Another user tweeted: “It’s only my father and I, and the neighbours’ kid who have not been sanctioned yet. I urge the ministry of foreign affairs to send our details to Trump to provide him new names for the next round of sanctions, which will take place after we down another US drone.”

Meanwhile, critics of President Hassan Rouhani seized the opportunity to denounce him for having put effort into negotiations that led to the 2015 nuclear deal. A particular target was Iranian Foreign Minister Mohammad Javad Zarif.

“The one who denounced [former president Mahmoud] Ahmadinejad to please the US is now himself on the list of US sanctions. A list on which Ahmadinejad’s name has never appeared. Not only did you [Zarif] waste our national resources [on the negotiations], but also lost your own personal credibility," Abdolreza Davari, a conservative economist, wrote on Twitter.

Bring US back to nuclear deal, urge former political prisoners

A group of former political prisoners and reformist activists called on Antonio Guterres, the secretary-general of the United Nations, to persuade the US to return to the 2015 nuclear deal with Iran, the Arman daily reported.

“The nuclear agreement had had a great impact on reducing regional tensions and the dangers of a new war in this part of the world,” read an open letter written by the group.

The letter stressed that the UN should play a more active role to keep the nuclear deal alive. 

“Now, while Iran is still complying with its obligations, the US government has unilaterally withdrawn from the agreement despite its commitments, and has imposed worse sanctions on Iran,” continued the letter.

“This attitude establishes a new era in our world, in which international agreements and charters will have no credibility.”

Conservatives mount pressure on Rouhani

In the wake of the US's unilateral withdrawal from the 2015 nuclear deal, Iranian hard-liners have demanded that President Rouhani not join any international accords, especially the Financial Action Task Force (FATF).

The intergovernmental group targets money laundering and terror financing among its member states, but critics believe FATF would leave Iran exposed to further US pressure and financial bullying over international banking transactions.

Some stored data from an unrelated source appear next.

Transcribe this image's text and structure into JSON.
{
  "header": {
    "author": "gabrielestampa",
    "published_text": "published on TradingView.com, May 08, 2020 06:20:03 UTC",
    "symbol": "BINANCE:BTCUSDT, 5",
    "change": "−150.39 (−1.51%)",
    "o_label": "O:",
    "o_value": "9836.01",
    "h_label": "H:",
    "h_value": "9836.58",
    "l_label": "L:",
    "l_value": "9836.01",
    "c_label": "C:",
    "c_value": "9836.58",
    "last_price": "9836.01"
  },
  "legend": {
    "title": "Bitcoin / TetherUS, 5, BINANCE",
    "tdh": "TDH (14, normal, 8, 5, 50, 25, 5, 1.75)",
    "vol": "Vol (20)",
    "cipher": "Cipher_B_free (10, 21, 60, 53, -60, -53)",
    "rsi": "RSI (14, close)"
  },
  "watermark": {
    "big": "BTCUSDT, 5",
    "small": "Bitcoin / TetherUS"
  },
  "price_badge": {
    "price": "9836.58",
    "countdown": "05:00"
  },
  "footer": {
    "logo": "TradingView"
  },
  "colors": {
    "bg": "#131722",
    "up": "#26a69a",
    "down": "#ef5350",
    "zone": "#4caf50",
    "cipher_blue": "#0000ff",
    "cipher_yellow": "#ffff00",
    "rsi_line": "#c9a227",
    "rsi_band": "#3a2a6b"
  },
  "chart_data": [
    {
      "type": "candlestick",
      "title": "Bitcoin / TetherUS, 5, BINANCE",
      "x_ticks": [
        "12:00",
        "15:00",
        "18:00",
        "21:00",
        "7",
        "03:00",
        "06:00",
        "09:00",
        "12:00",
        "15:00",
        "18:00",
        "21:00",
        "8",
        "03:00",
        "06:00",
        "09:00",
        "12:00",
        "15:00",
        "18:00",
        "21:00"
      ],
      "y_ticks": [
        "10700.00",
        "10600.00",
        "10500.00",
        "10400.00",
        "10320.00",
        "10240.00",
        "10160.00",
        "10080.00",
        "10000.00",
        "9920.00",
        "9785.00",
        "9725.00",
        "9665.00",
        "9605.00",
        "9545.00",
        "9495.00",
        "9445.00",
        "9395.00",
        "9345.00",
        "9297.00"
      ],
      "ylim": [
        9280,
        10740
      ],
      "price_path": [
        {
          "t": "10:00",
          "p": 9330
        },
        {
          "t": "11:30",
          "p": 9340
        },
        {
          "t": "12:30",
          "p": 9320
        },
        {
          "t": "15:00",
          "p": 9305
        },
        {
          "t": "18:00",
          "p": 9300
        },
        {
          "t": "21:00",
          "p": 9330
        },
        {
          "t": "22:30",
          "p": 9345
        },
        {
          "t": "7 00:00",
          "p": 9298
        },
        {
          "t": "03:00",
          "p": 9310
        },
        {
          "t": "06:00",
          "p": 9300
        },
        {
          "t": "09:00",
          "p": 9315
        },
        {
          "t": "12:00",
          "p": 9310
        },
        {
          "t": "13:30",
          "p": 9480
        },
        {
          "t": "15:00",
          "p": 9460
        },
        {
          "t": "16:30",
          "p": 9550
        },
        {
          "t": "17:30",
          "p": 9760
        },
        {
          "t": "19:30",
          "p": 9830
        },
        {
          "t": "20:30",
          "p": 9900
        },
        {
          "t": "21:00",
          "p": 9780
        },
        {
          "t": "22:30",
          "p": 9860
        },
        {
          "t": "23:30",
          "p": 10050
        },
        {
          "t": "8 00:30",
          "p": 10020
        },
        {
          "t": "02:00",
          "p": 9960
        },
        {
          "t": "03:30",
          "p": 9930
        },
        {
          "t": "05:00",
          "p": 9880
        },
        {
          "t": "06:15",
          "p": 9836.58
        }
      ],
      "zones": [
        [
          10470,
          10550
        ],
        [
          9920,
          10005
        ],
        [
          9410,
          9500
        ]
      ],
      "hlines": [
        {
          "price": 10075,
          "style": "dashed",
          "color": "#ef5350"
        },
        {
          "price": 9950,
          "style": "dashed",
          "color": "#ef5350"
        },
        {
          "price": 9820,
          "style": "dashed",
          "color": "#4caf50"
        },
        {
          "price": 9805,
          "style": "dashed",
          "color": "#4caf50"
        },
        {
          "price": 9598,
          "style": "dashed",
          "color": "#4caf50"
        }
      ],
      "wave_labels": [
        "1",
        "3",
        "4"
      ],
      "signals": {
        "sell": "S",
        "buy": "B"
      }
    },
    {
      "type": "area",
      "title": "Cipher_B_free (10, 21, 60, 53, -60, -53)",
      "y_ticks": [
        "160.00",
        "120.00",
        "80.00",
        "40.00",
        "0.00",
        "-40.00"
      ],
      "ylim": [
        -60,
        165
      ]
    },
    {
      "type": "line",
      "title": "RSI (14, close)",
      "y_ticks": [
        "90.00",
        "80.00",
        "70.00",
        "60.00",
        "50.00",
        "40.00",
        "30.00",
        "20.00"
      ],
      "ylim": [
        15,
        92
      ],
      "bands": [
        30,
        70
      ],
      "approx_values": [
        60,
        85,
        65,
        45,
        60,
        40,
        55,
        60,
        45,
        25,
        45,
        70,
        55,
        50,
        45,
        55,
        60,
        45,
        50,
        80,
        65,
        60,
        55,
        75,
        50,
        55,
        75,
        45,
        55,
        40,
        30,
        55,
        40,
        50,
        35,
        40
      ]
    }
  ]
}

The Kayhan daily, the mouthpiece of conservatives in Iran, asked: “What has the government [of Rouhani] gain from the nuclear deal, that it now wants to join the FATF?”

In 2016, Iran agreed to take measures to meet FATF standards, however the conservative Guardian Council stopped these steps in 2018 as a reaction to US withdrawal from the nuclear deal and the EU’s inability to meet its commitments under the deal.

“Now that the European parties of the nuclear deal have clearly said that they cannot keep their commitments, why is Mr President insisting on passing the bills to meet FATF standards?” Kayhan continued.

Officers suspended for violent arrest

A police officer and a deputy chief of police in the east of Tehran were suspended after a video of a teenage girl being manhandled and dragged into a police car went viral on social media.

Following widespread anger among Iranians over the video, 30 legislators asked the minister of interior to explain why the police treated the young girl with violence and without a female police officer present.

On 25 June, ISNA news agency reported that three men and two women had been arrested in the incident, accused of “refusing police orders, taking off hijab and violating norms”. However, unofficial sources reported that the five teenagers involved were playing in the park, before being arrested by the police.

Iranian lawyer Nemat Ahmadi explained to the Arman daily that the way in which police dealt with that situation was “a criminal act from the beginning till the end”. Ahmadi said that “according to law, police were not supposed to have intervened in such an incident at all.”